But the system will have to be flexible to adjust to each teams needs and wants and not be written into stone tablets for all to follow with a strict code of obedience. The system will show its flaws soon, and it is how we adjust to those waves of ups and down as to the future of this system with the Rays. “Going with the flow” might be the term for the rest of 2009 and 2010. For if we do transfer a bit of the workload onto a competent Bullpen with guys secure and ready for anything, then this system and the Rays fan can again see glory coming their way. 

 

6 Comments

Buz,
Funny fact. The old GM of the Athletics who believed in a pitch count in the minor leagues to facilitate the minor league players acceleration actually brought the idea to the Rangers in the mid-1990’s from the A’s.
Nolan Ryan is a no-nonsense pitcher who was not afraid of pitch counts or throwing inside.
It is the old school thought of letting them just pitch that I actually like as a fan, but the technology and the aspects employed by most MLB pitching staffs tend to adapt some from both schools of thought.

Rays Renegade

http://raysrenegade.mlblogs.com

Interesting commentary on a much debated topic. I like the philosophy adopted this Spring by Nolan Ryan and the Texas Rangers. Let them pitch! Let them throw long toss! To emphasize that point he brought in a guy who believes whole heartedly in it… Mike Maddux. I believe the success the Rangers are having will have a direct impact on the Pitch Count theory your speaking of. We’ll see how the League adapts.

Buz – http://buzblog.mlblogs.com/

I love your analogy: pitch counts are like a new girlfriend! I’m too conflicted about the issue to make a coherent comment. On one hand, I’m all for protecting young arms and making sure they’re healthy for the future. On the other, I don’t think all pitchers are created equal and what’s appropriate for one may not work for another.

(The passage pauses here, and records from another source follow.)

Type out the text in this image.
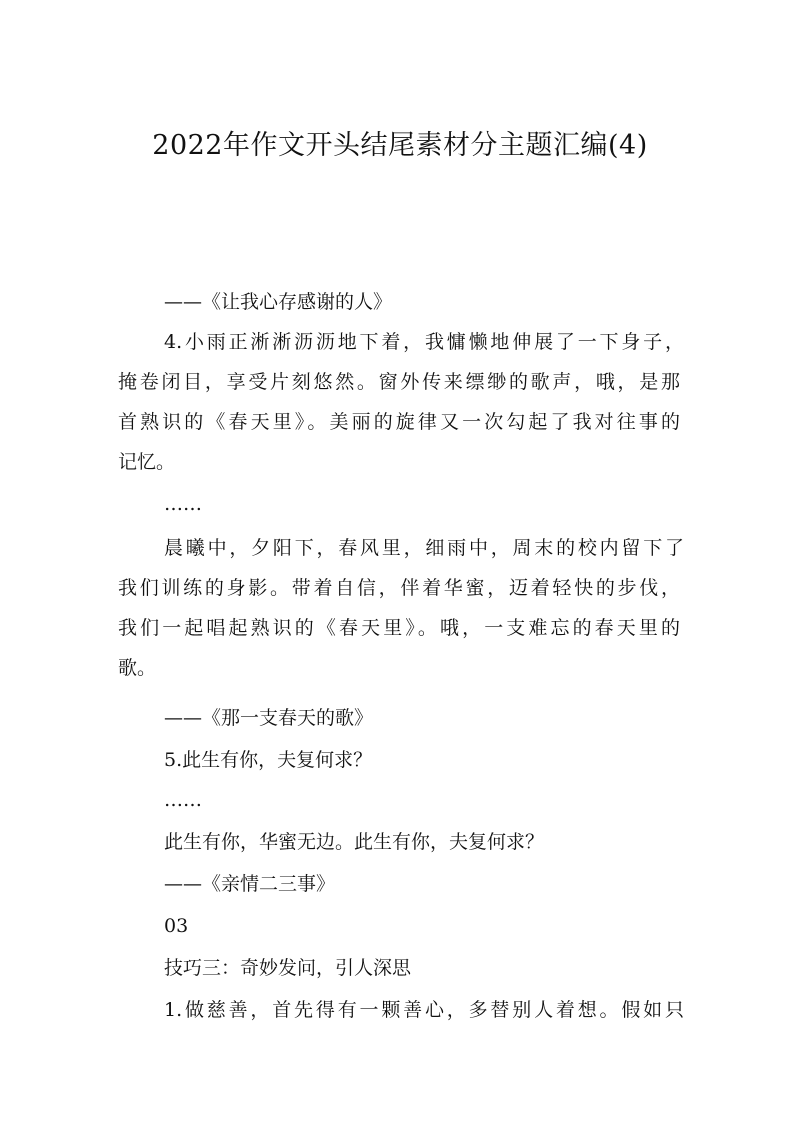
2022年作文开头结尾素材分主题汇编(4)
——《让我心存感谢的人》
4.小雨正淅淅沥沥地下着，我慵懒地伸展了一下身子，
掩卷闭目，享受片刻悠然。窗外传来缥缈的歌声，哦，是那
首熟识的《春天里》。美丽的旋律又一次勾起了我对往事的
记忆。
……
晨曦中，夕阳下，春风里，细雨中，周末的校内留下了
我们训练的身影。带着自信，伴着华蜜，迈着轻快的步伐，
我们一起唱起熟识的《春天里》。哦，一支难忘的春天里的
歌。
——《那一支春天的歌》
5.此生有你，夫复何求？
……
此生有你，华蜜无边。此生有你，夫复何求？
——《亲情二三事》
03
技巧三：奇妙发问，引人深思
1.做慈善，首先得有一颗善心，多替别人着想。假如只
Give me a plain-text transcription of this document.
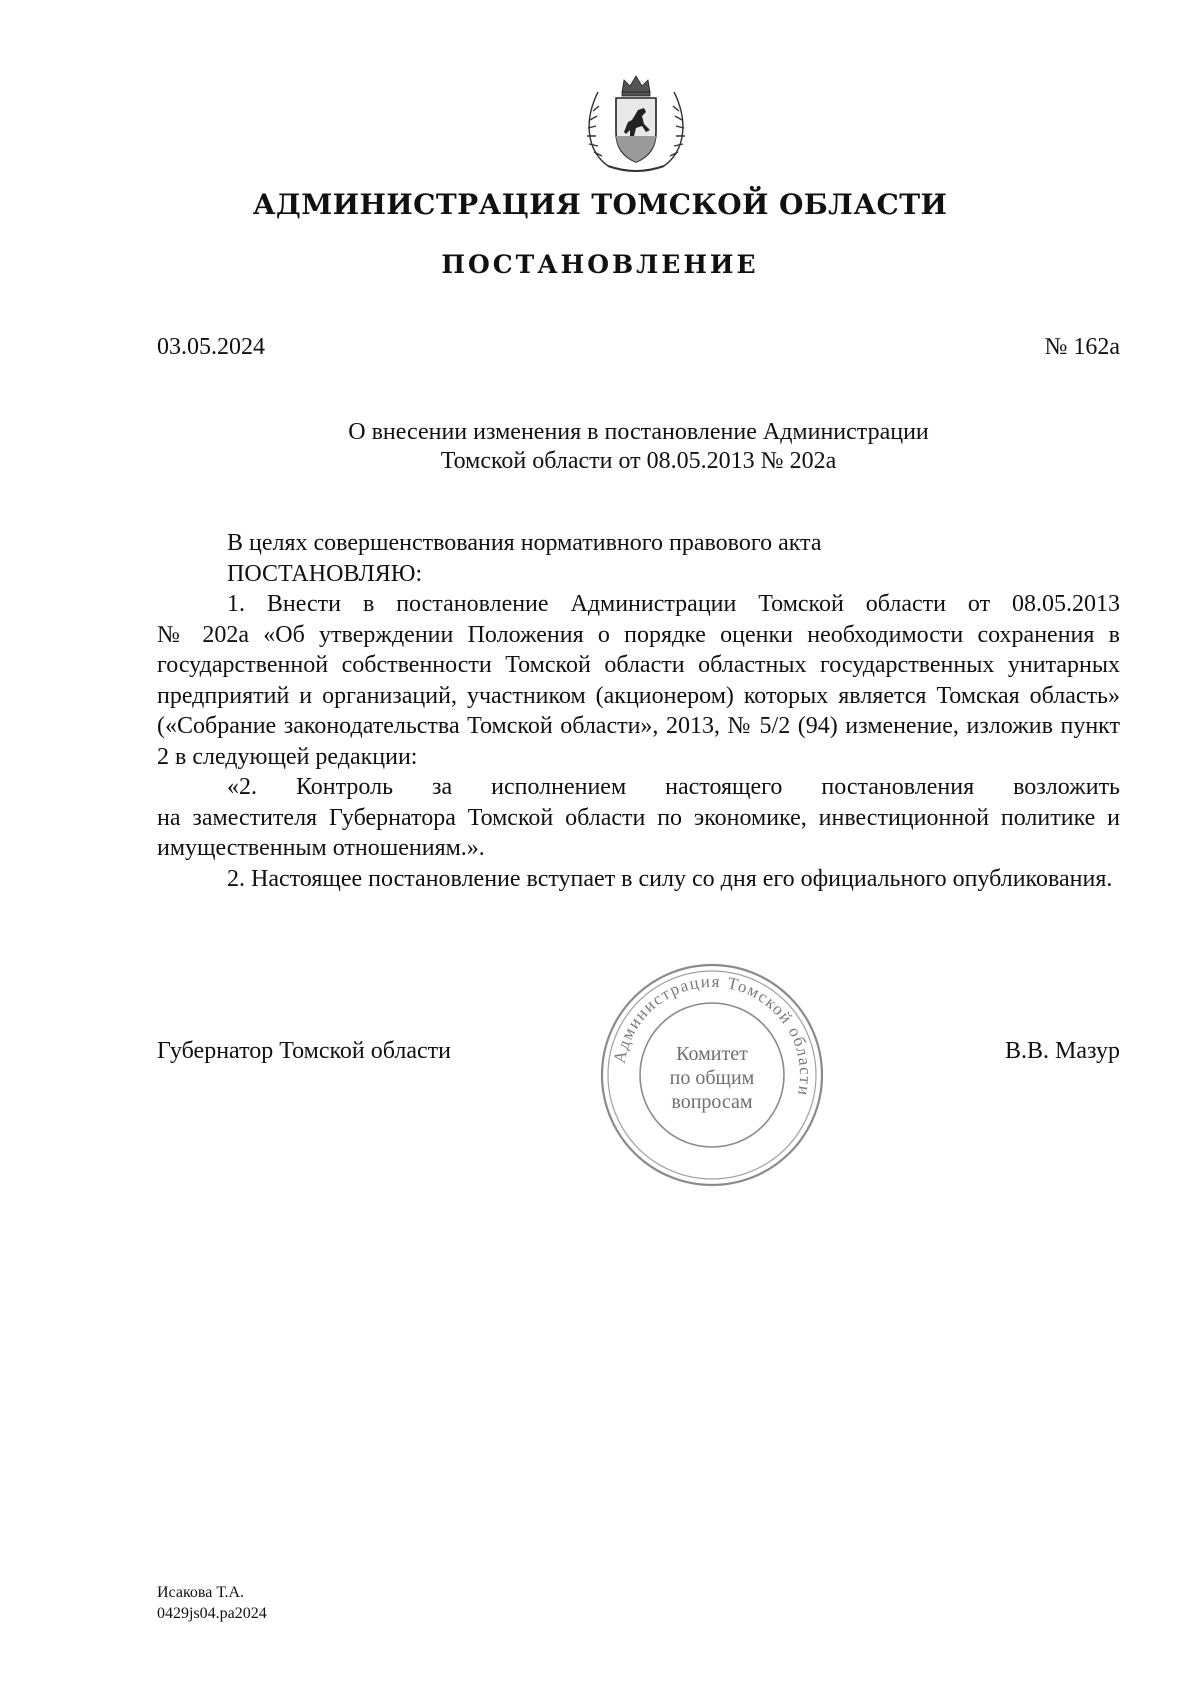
АДМИНИСТРАЦИЯ ТОМСКОЙ ОБЛАСТИ
ПОСТАНОВЛЕНИЕ
03.05.2024	№ 162а
О внесении изменения в постановление Администрации
Томской области от 08.05.2013 № 202а

В целях совершенствования нормативного правового акта

ПОСТАНОВЛЯЮ:

1. Внести в постановление Администрации Томской области от 08.05.2013

№ 202а «Об утверждении Положения о порядке оценки необходимости сохранения в государственной собственности Томской области областных государственных унитарных предприятий и организаций, участником (акционером) которых является Томская область» («Собрание законодательства Томской области», 2013, № 5/2 (94) изменение, изложив пункт 2 в следующей редакции:

«2. Контроль за исполнением настоящего постановления возложить

на заместителя Губернатора Томской области по экономике, инвестиционной политике и имущественным отношениям.».

2. Настоящее постановление вступает в силу со дня его официального опубликования.

Губернатор Томской области	В.В. Мазур
Администрация Томской области
Комитет
по общим
вопросам
Исакова Т.А.
0429js04.ра2024
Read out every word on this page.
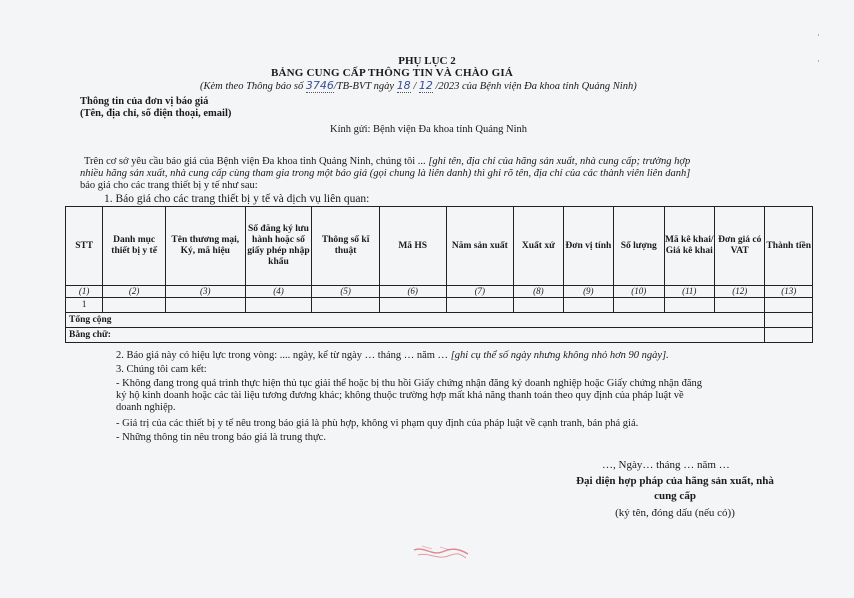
PHỤ LỤC 2
BẢNG CUNG CẤP THÔNG TIN VÀ CHÀO GIÁ
(Kèm theo Thông báo số 3746/TB-BVT ngày 18 / 12 /2023 của Bệnh viện Đa khoa tỉnh Quảng Ninh)
Thông tin của đơn vị báo giá
(Tên, địa chỉ, số điện thoại, email)
Kính gửi: Bệnh viện Đa khoa tỉnh Quảng Ninh
Trên cơ sở yêu cầu báo giá của Bệnh viện Đa khoa tỉnh Quảng Ninh, chúng tôi ... [ghi tên, địa chỉ của hãng sản xuất, nhà cung cấp; trường hợp
nhiều hãng sản xuất, nhà cung cấp cùng tham gia trong một báo giá (gọi chung là liên danh) thì ghi rõ tên, địa chỉ của các thành viên liên danh]
báo giá cho các trang thiết bị y tế như sau:
1. Báo giá cho các trang thiết bị y tế và dịch vụ liên quan:
STT	Danh mục thiết bị y tế	Tên thương mại, Ký, mã hiệu	Số đăng ký lưu hành hoặc số giấy phép nhập khẩu	Thông số kĩ thuật	Mã HS	Năm sản xuất	Xuất xứ	Đơn vị tính	Số lượng	Mã kê khai/ Giá kê khai	Đơn giá có VAT	Thành tiền
(1)	(2)	(3)	(4)	(5)	(6)	(7)	(8)	(9)	(10)	(11)	(12)	(13)
1												
Tổng cộng												
Bằng chữ:												
2. Báo giá này có hiệu lực trong vòng: .... ngày, kể từ ngày … tháng … năm … [ghi cụ thể số ngày nhưng không nhỏ hơn 90 ngày].
3. Chúng tôi cam kết:
- Không đang trong quá trình thực hiện thủ tục giải thể hoặc bị thu hồi Giấy chứng nhận đăng ký doanh nghiệp hoặc Giấy chứng nhận đăng
ký hộ kinh doanh hoặc các tài liệu tương đương khác; không thuộc trường hợp mất khả năng thanh toán theo quy định của pháp luật về
doanh nghiệp.
- Giá trị của các thiết bị y tế nêu trong báo giá là phù hợp, không vi phạm quy định của pháp luật về cạnh tranh, bán phá giá.
- Những thông tin nêu trong báo giá là trung thực.
…, Ngày… tháng … năm …
Đại diện hợp pháp của hãng sản xuất, nhà
cung cấp
(ký tên, đóng dấu (nếu có))
·
·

http://janeheller.mlblogs.com

Jane,
I guess in my inner soul I have the same thinking it might just be the player who can dictate if the system fits him or not.
But I also think that is the reason that Scott Kazmir is not here anymore.
He truly doesn’t fit this system, but fits the old “throw and go” method of pitching.
I would love for the play to make the system work by manipulating it to his advantage. But as we all know, those types of pitchers do not come around as much with the new systems entrenched in the minor leagues.
but there is hope!

Rays Renegade

http://raysrenegade.mlblogs.com

Rays,
sometimes Torre drives crazy with over abusing the bullpen and not letting the starter get out himself out of situation. sometimes we long for the old days of pitchers having complete games but that is a think of the past. I like the philosophy “Let them pitch.” I heard that one time when Scioscia suggested Fernando was done for the game, Fernando told Scioscia “how many hits do you have? None, I don’t see you taking yourself out of the game.”
Emma
http://crzblue.mlblogs.com/

Emma,
Last night’s Rays game excited me beyond words. Not only was it a win, but Rays Manager Joe Maddon let a young pitch go 124 pitches before he ended the game with a strikeout.
That is the largest pitch total of the season by any one on the staff.
Maybe they are flexing the system a little bit now and letting the guys throw since it is late in the season.
Either way, it is a great thinmg to see, and I hope I see more of it in the next 15 games.